"Beneath the impeccably controlled surfaces of these poems lies the hidden knowledge of dangers past and to come. Container Gardening gives us illuminating glimpses of a life bravely lived. It is a deeply felt and moving book."
— Linda Pastan
"Ellen Steinbaum is a poet of muted grief and quiet acceptance. And hope. In Container Gardening the losses we suffer—private, public, political, natural—are universal. But she knows, with wry certainty, that “what is broken can / (never) / be repaired / the pieces can / (not) / be put back.” Definitely one or the other. Steinbaum’s sigh of resignation and breath of hope are both genuine. The contained garden of her poems becomes a conscious strategy to deal with all those—all our—losses. I was moved by Ellen Steinbaum’s first book and eager for a second. I haven’t been disappointed."
— Lloyd Schwartz
"CONTAINER GARDENING - Poems by Ellen Steinbaum. Cincinnati, Ohio; Custom Words, 2008. Ellen Steinbaum writes a column for The Boston Globe and is also a widely published poet. Container Gardening is her second book of poems, and while her first book Afterwords [Portland, Oregon. Blue Unicorn Press, 2001] focused mostly on the sense and aftereffects of loss and were accomplished in a lyrical, elegiac voice that refused to minimize the poignancy and awareness of the suffering and death of a loved one, this later collection displays a kind of recovery, an acceptance that becomes a means of ‘going on’ with the business of living. Linda Pastan calls it “a deeply felt and moving book” and it certainly is that. But it's also much more. Steinbaum brings to her work an exacting craftsmanship that reveals her admirable control over her material and subjects. She is a fine poet and her poems are lasting and should be read by all those interested in contemporary poetry and hungry for meaningful writing."
— Ottone Riccio
"Ellen Steinbaum’s poetry collection “Container Gardening” infuses meaning into all the things we carry in this life. It is a long and lyrical grocery list that evokes a late, beloved aunt, the seminal years of the poet’s mother, and the way time creeps up on a person with a flick of an eye. In her poem “Time Travel” Steinbaum weeds through the trappings of the Philadelphia apartment of a recently deceased aunt, and in turn weeds through her own history:
'I am leaving Philadelphia behind:
an apartment closed, silent,
empty, some furniture
given to Goodwill: the last
chairs from the last apartment
of the last of my three aunts.
I am the owner now
Of paintings I know by heart,
china from family dinners in old photographs.

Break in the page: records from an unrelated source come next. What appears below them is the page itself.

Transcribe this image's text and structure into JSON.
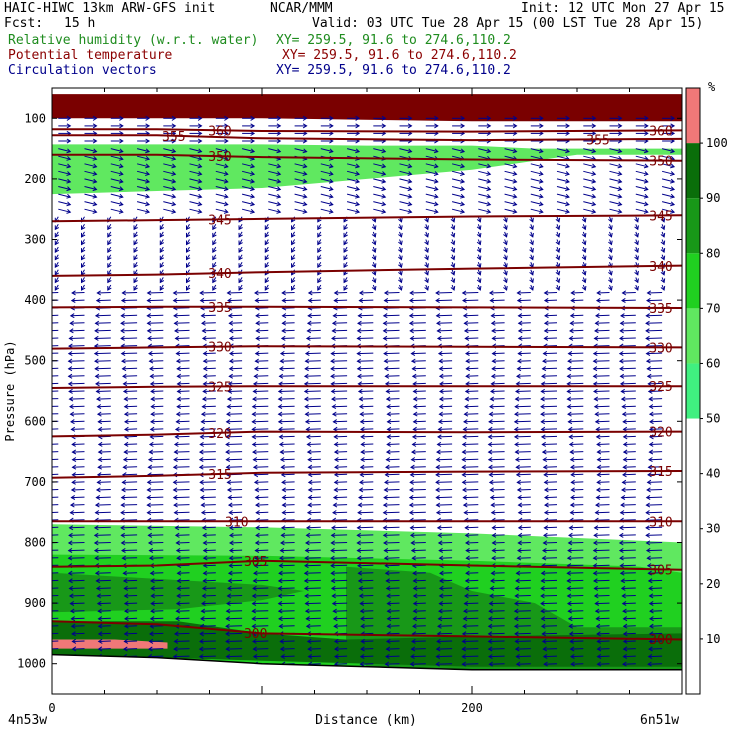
{
  "header": {
    "model": "HAIC-HIWC 13km ARW-GFS init",
    "org": "NCAR/MMM",
    "init": "Init: 12 UTC Mon 27 Apr 15",
    "fcst_label": "Fcst:",
    "fcst_value": "15 h",
    "valid": "Valid: 03 UTC Tue 28 Apr 15 (00 LST Tue 28 Apr 15)",
    "fields": [
      {
        "name": "Relative humidity (w.r.t. water)",
        "xy": "XY= 259.5, 91.6 to 274.6,110.2",
        "color": "#1e8c1e"
      },
      {
        "name": "Potential temperature",
        "xy": "XY= 259.5, 91.6 to 274.6,110.2",
        "color": "#8b0000"
      },
      {
        "name": "Circulation vectors",
        "xy": "XY= 259.5, 91.6 to 274.6,110.2",
        "color": "#00008b"
      }
    ]
  },
  "chart_data": {
    "type": "cross-section",
    "xlabel": "Distance (km)",
    "ylabel": "Pressure (hPa)",
    "xlim": [
      0,
      300
    ],
    "ylim": [
      1050,
      50
    ],
    "x_ticks": [
      "0",
      "200"
    ],
    "x_tick_values": [
      0,
      200
    ],
    "y_ticks": [
      "100",
      "200",
      "300",
      "400",
      "500",
      "600",
      "700",
      "800",
      "900",
      "1000"
    ],
    "y_tick_values": [
      100,
      200,
      300,
      400,
      500,
      600,
      700,
      800,
      900,
      1000
    ],
    "endpoint_left": "4n53w",
    "endpoint_right": "6n51w",
    "colorbar": {
      "unit": "%",
      "ticks": [
        "10",
        "20",
        "30",
        "40",
        "50",
        "60",
        "70",
        "80",
        "90",
        "100"
      ],
      "levels": [
        {
          "from": 0,
          "to": 50,
          "color": "#ffffff"
        },
        {
          "from": 50,
          "to": 60,
          "color": "#40f080"
        },
        {
          "from": 60,
          "to": 70,
          "color": "#60e860"
        },
        {
          "from": 70,
          "to": 80,
          "color": "#20d020"
        },
        {
          "from": 80,
          "to": 90,
          "color": "#189818"
        },
        {
          "from": 90,
          "to": 100,
          "color": "#0a6e0a"
        },
        {
          "from": 100,
          "to": 110,
          "color": "#f07878"
        }
      ]
    },
    "theta_contours": [
      {
        "label": "360",
        "p": [
          118,
          118,
          121,
          122,
          120
        ],
        "labels_at": [
          80,
          290
        ]
      },
      {
        "label": "355",
        "p": [
          128,
          128,
          133,
          136,
          134
        ],
        "labels_at": [
          58,
          260
        ]
      },
      {
        "label": "350",
        "p": [
          160,
          160,
          164,
          168,
          170
        ],
        "labels_at": [
          80,
          290
        ]
      },
      {
        "label": "345",
        "p": [
          270,
          268,
          266,
          262,
          260
        ],
        "labels_at": [
          80,
          290
        ]
      },
      {
        "label": "340",
        "p": [
          360,
          358,
          354,
          348,
          343
        ],
        "labels_at": [
          80,
          290
        ]
      },
      {
        "label": "335",
        "p": [
          412,
          411,
          411,
          412,
          413
        ],
        "labels_at": [
          80,
          290
        ]
      },
      {
        "label": "330",
        "p": [
          480,
          478,
          476,
          477,
          478
        ],
        "labels_at": [
          80,
          290
        ]
      },
      {
        "label": "325",
        "p": [
          545,
          543,
          542,
          542,
          542
        ],
        "labels_at": [
          80,
          290
        ]
      },
      {
        "label": "320",
        "p": [
          625,
          622,
          617,
          618,
          617
        ],
        "labels_at": [
          80,
          290
        ]
      },
      {
        "label": "315",
        "p": [
          693,
          690,
          685,
          683,
          682
        ],
        "labels_at": [
          80,
          290
        ]
      },
      {
        "label": "310",
        "p": [
          765,
          765,
          765,
          765,
          765
        ],
        "labels_at": [
          88,
          290
        ]
      },
      {
        "label": "305",
        "p": [
          840,
          838,
          830,
          838,
          845
        ],
        "labels_at": [
          97,
          290
        ]
      },
      {
        "label": "300",
        "p": [
          930,
          935,
          950,
          955,
          960
        ],
        "labels_at": [
          97,
          290
        ]
      }
    ],
    "contour_x": [
      0,
      50,
      100,
      200,
      300
    ],
    "terrain_p": [
      985,
      990,
      1000,
      1010,
      1010
    ],
    "rh_regions": [
      {
        "level": 60,
        "upper": [
          [
            0,
            143
          ],
          [
            50,
            143
          ],
          [
            100,
            143
          ],
          [
            150,
            145
          ],
          [
            200,
            145
          ],
          [
            230,
            150
          ],
          [
            300,
            150
          ]
        ],
        "lower": [
          [
            300,
            160
          ],
          [
            250,
            160
          ],
          [
            200,
            185
          ],
          [
            150,
            200
          ],
          [
            100,
            215
          ],
          [
            50,
            220
          ],
          [
            0,
            225
          ]
        ]
      },
      {
        "level": 60,
        "upper": [
          [
            0,
            770
          ],
          [
            100,
            775
          ],
          [
            200,
            785
          ],
          [
            300,
            800
          ]
        ],
        "lower": [
          [
            300,
            1010
          ],
          [
            200,
            1010
          ],
          [
            100,
            1000
          ],
          [
            0,
            985
          ]
        ]
      },
      {
        "level": 70,
        "upper": [
          [
            0,
            820
          ],
          [
            100,
            822
          ],
          [
            200,
            830
          ],
          [
            280,
            840
          ],
          [
            300,
            850
          ]
        ],
        "lower": [
          [
            300,
            1010
          ],
          [
            200,
            1010
          ],
          [
            100,
            1000
          ],
          [
            0,
            985
          ]
        ]
      },
      {
        "level": 80,
        "upper": [
          [
            0,
            850
          ],
          [
            50,
            860
          ],
          [
            100,
            870
          ],
          [
            120,
            880
          ],
          [
            100,
            895
          ],
          [
            60,
            910
          ],
          [
            0,
            915
          ]
        ],
        "lower": [
          [
            0,
            985
          ]
        ]
      },
      {
        "level": 80,
        "upper": [
          [
            140,
            840
          ],
          [
            180,
            850
          ],
          [
            200,
            880
          ],
          [
            230,
            900
          ],
          [
            250,
            940
          ],
          [
            300,
            940
          ]
        ],
        "lower": [
          [
            300,
            1010
          ],
          [
            200,
            1010
          ],
          [
            150,
            1005
          ],
          [
            140,
            960
          ]
        ]
      },
      {
        "level": 90,
        "upper": [
          [
            0,
            930
          ],
          [
            60,
            930
          ],
          [
            100,
            950
          ],
          [
            140,
            960
          ],
          [
            200,
            955
          ],
          [
            300,
            950
          ]
        ],
        "lower": [
          [
            300,
            1005
          ],
          [
            200,
            1005
          ],
          [
            100,
            995
          ],
          [
            0,
            985
          ]
        ]
      },
      {
        "level": 100,
        "upper": [
          [
            0,
            960
          ],
          [
            30,
            960
          ],
          [
            55,
            965
          ]
        ],
        "lower": [
          [
            55,
            975
          ],
          [
            30,
            975
          ],
          [
            0,
            975
          ]
        ]
      },
      {
        "level": 100,
        "upper": [
          [
            0,
            60
          ],
          [
            300,
            60
          ]
        ],
        "lower": [
          [
            300,
            105
          ],
          [
            200,
            105
          ],
          [
            100,
            100
          ],
          [
            0,
            100
          ]
        ]
      }
    ]
  }
}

Scarves that fill my drawers
once dressed my dolls.'
And in the poem “Order” Steinbaum compares the painstaking order of her current life—to the wild and joyous disorder of a life with a husband and kids in close proximity:
'I always know where
the tape measure is now,
a pen, a safety pin, my keys.
Not like the years when
shoes tumbled uncoupled
on the floor and every closet
could spill secrets.
Now each day is folded,
neatly stacked in silent drawers
and nothing moves an inch
to left or right.
in an instant I can find
the tape measure.'
Ellen Steinbaum writes a popular column about writers and the writing life in The Boston Globe. In this book she is the subject, and her life yields rich rewards."